As a side note, the study also says that short afternoon naps increased productivity.




Because of a combination of health, family, and time zone issues, I sleep approximately 5 hours a night (6 or 7 on weekends, if I'm lucky). I also have a complex work environment where the ability to think quickly, have excellent recall, and make quick decisions is paramount (I manage two dev teams working on two very different code bases, facing very different challenges). The people I work with are often "the smartest person in the room" and notice slips and mistakes.

Anyway, I get by through a combination of sneaking naps, trying not to sabotage myself by eating/living poorly, and catching up when I can.

I suspect the people in this study do the same. They probably doze when on public transportation, or trying to get the kids to sleep, you'll lay down with them and sleep a little. These stolen moments add up. Also, learning to recognize the signs of mental fatigue - if you can't get rest, then, you have to slow down and double check everything, not get irritable, and defer major decisions.


I'm...extremely skeptical a generic "data entry job" is "high cognitive demand".

I can write new applications (atrociously) on basically no sleep, so I'm pretty skeptical "sit at this desk and enter these things" swings one way or the other (or even has much of an ability to quality check - at least the compiler will yell at me when I'm egregiously wrong).

I'd be far more interested if these people could be trusted to run heavy machinery on that schedule, or engage in a creative or hands on task like carpentry or welding. I suspect the results would be quite different.


I just got a good laugh out of the image of a study putting sleep deprived people in charge of heavy machinery for science.


They're called grad students :)


I'm...extremely skeptical a generic "data entry job" is "high cognitive demand".

Same here. While writing the GP comment, I considered using that exact example as something that I wouldn't expect to be heavily impacted by moderate sleep deprivation.


You're not "economically poor". If the economically poor had such creative jobs, our economy would work very differently.


I agree with the claim that they are sensitive to sleep deprivation, though.


Chennai's extremely hot. Having been there, intuitively I'd suspect a Spain-like siesta would work very well there and boost productivity.

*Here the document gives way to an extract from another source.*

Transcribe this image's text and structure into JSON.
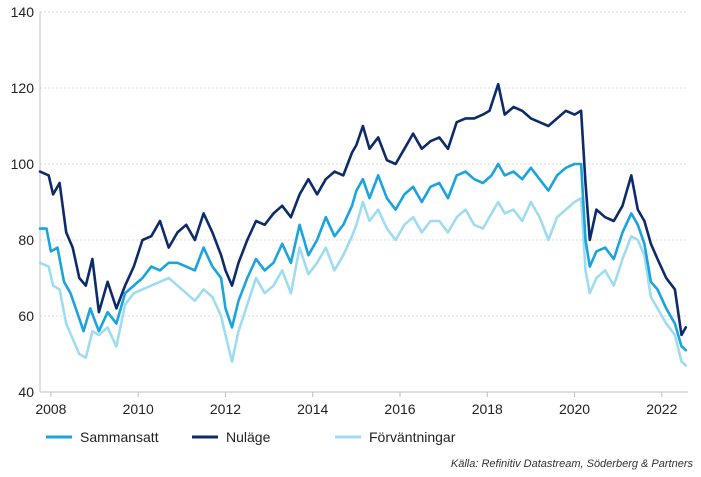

The nights there are extremely warm too. I wonder if that's a factor in ensuring that 5.5 hours of sleep is no worse than 8?


I don't know how well it compares to a spanish siesta but the abstract ends with "In contrast, short afternoon naps at the workplace improved an overall index of outcomes by 0.12 standard deviations, with significant increases in productivity, psychological well-being, and cognition, but a decrease in work time."


*5.5 vs about 6. The study increased their sleep by 27 minutes, they were still under-slept by 2 hours.


AFAIK not anything below 8 hours qualifies as “under-sleeping”; instead, the need of sleep typically varies between 6 to 9 hours for healthy adults.


Which averages out to 7.5. So the average should have been in that range with outliners at 6 and 9


Wow. That should have been in the abstract. 452 adults hired for a one-month job intended to be sensitive to sleep deprivation sounds pretty robust.